The WPJ

The Credit Crunch and the Pain of Deleveraging

Residential News » Residential Real Estate Edition | By NATIONAL ASSOCIATION OF REALTORS | October 29, 2008 5:00 PM ET


We're currently experiencing a credit crunch: credit is not flowing. It isn't flowing because the banks are holding onto whatever cash they have. Banks are holding the cash, rather than lending, in order to be able to meet the unpleasant shock of debt deleveraging. The goal of last week's Treasury disbursement of $125 billion to the nine largest banks, and the additional $125 billion made available to other lending institutions was to help lenders do the business that they were set up to do - that is, lending. Yet, the lenders still appear to be very hesitant of letting loose any of their capital. Why?

Leveraging is a term for expanding the power of borrowing. Let's say you save up $1,000 in order to invest. While that's nothing to sneeze at, if you are able to borrow using your $1,000 as collateral then you expand your buying power. If you buy assets considered absolute solid, then you can borrow even more using what you just purchased as additional collateral. Borrowing on top of borrowing - that is the power of magnifying returns on investments.

Consider your initial $1,000. If you can leverage it up to $50,000 from borrowing on top of borrowing, then even a puny 1% return on a $50,000 bet will return a cool $500 on your initial bet. If the borrowing cost is cheap and if the return can be generated in a short time, the interest cost becomes a non-factor. As long as there is a positive return all is good. If this very high leveraging is legally prohibited, then simply do it off the balance-sheet, as was often done by many lending institutions.

But what happens if there is a negative shock and there is a loss in your investment? Your $50,000 bet turns a bit sour and is now worth $48,000. This modest decline in itself does not appear too worrying as it would occur under any normal market fluctuations. However, if the most of the $50,000 was borrowed, with you starting from only $1,000 as in the example above, then you are in a deep hole - not only losing all of your initial $1,000 but also unable to fully pay off all your creditors.

If you are able to borrow temporarily to rollover the debt, then you are fine - but only temporarily until the next debt rollover time. If the debt cannot be rolled-over as creditors have lost confidence in you, then you are wiped out with some of the counterparty lenders not getting paid. If these counterparty lenders had also borrowed on top of borrowing, then they would also be completely wiped out...with further parties not getting paid. This type of default shock wave can sound right up the line.

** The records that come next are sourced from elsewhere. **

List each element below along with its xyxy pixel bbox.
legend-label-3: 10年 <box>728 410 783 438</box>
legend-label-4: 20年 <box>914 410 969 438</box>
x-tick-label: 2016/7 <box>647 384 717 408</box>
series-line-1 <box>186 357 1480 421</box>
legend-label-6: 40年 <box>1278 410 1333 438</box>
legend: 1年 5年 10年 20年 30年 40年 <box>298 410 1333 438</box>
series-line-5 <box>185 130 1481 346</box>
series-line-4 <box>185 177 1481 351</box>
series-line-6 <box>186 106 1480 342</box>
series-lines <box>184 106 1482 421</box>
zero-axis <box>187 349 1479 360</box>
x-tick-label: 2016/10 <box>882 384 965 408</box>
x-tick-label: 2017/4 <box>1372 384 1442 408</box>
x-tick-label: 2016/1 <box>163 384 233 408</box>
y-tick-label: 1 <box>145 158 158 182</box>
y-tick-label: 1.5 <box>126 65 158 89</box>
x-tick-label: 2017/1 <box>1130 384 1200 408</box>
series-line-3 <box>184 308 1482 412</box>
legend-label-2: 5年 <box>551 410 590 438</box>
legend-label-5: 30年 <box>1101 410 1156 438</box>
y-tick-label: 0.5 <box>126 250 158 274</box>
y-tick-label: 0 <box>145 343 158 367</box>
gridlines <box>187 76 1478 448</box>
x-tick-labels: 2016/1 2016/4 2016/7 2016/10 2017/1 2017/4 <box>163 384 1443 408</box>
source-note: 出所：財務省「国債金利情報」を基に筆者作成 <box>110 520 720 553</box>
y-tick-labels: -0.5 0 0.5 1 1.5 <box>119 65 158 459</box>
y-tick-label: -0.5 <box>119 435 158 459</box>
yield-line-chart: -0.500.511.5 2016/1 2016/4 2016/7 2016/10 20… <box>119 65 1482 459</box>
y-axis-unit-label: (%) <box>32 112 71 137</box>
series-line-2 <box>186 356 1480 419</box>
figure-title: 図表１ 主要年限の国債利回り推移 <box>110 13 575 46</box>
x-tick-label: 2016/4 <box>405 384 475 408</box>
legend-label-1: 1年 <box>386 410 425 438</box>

To lessen the default worry, the lenders also developed an insurance called credit default swaps. This insurance, which has rapidly and greatly surged since the turn of the decade from a $1 trillion market to a now-$60 trillion market, permitted people to be guaranteed payment if the original borrower were to go belly up. But what happens if the issuer of the credit default swap is also the one going belly up because they too had borrowed too much?

Not meeting any of the creditors means bankruptcy. Faced with that, would lending institutions hoard what remaining cash they have or give that capital up in the hopes that the next borrower can repay on quick notice? To raise the stakes further, what if the remaining cash was from the bank deposits or money market accounts of everyday people, who could panic over insolvency and start to withdraw? With lenders and Wall Street firms all entangled in the game of high leverage, a minor disruption in defaults had the potential to quickly snowball into a massive credit problem - and that is exactly what happened.

Warren Buffet has labeled the recent past Wall Street play of high leverage, derivative instruments, synthetic default swaps, and other hard to understand jargon as financial weapons of mass destruction. He stayed away from these complex investment vehicles because it was an accident waiting to unravel the whole financial system.

I also remember my conversation with Dr. Dewey Daane, who served as Fed Governor during the Paul Volker years. His greatest worry as relayed to me early this year was over the complexity of borrowing and outrageously high leverage that just defied any sensible economic logic.

The Treasury Department's $700 billion plan is to recapitalize banks and restore banking confidence. The current hoarding of cash by banks prevents profitable businesses from expanding and smart entrepreneurs from starting new businesses. We need to return to the normal business of lending. However, the lending must come with better oversight and with limits on leveraging so that small accidents do not cause a massive hemorrhaging of the financial system. Now that the lenders are getting cash from the Treasury, careful monitoring and the protection of taxpayers' money are a must.

Fortunately, there appears to be some market movement for improvement. The LIBOR rates remain elevated still, but have move down from last week. In addition, the Oracle of Omaha Mr. Buffet opined last Friday that he is now moving his money into the market. We are living in highly uncertain times, but perhaps the worst in the financial market disruptions is over or nearing their end.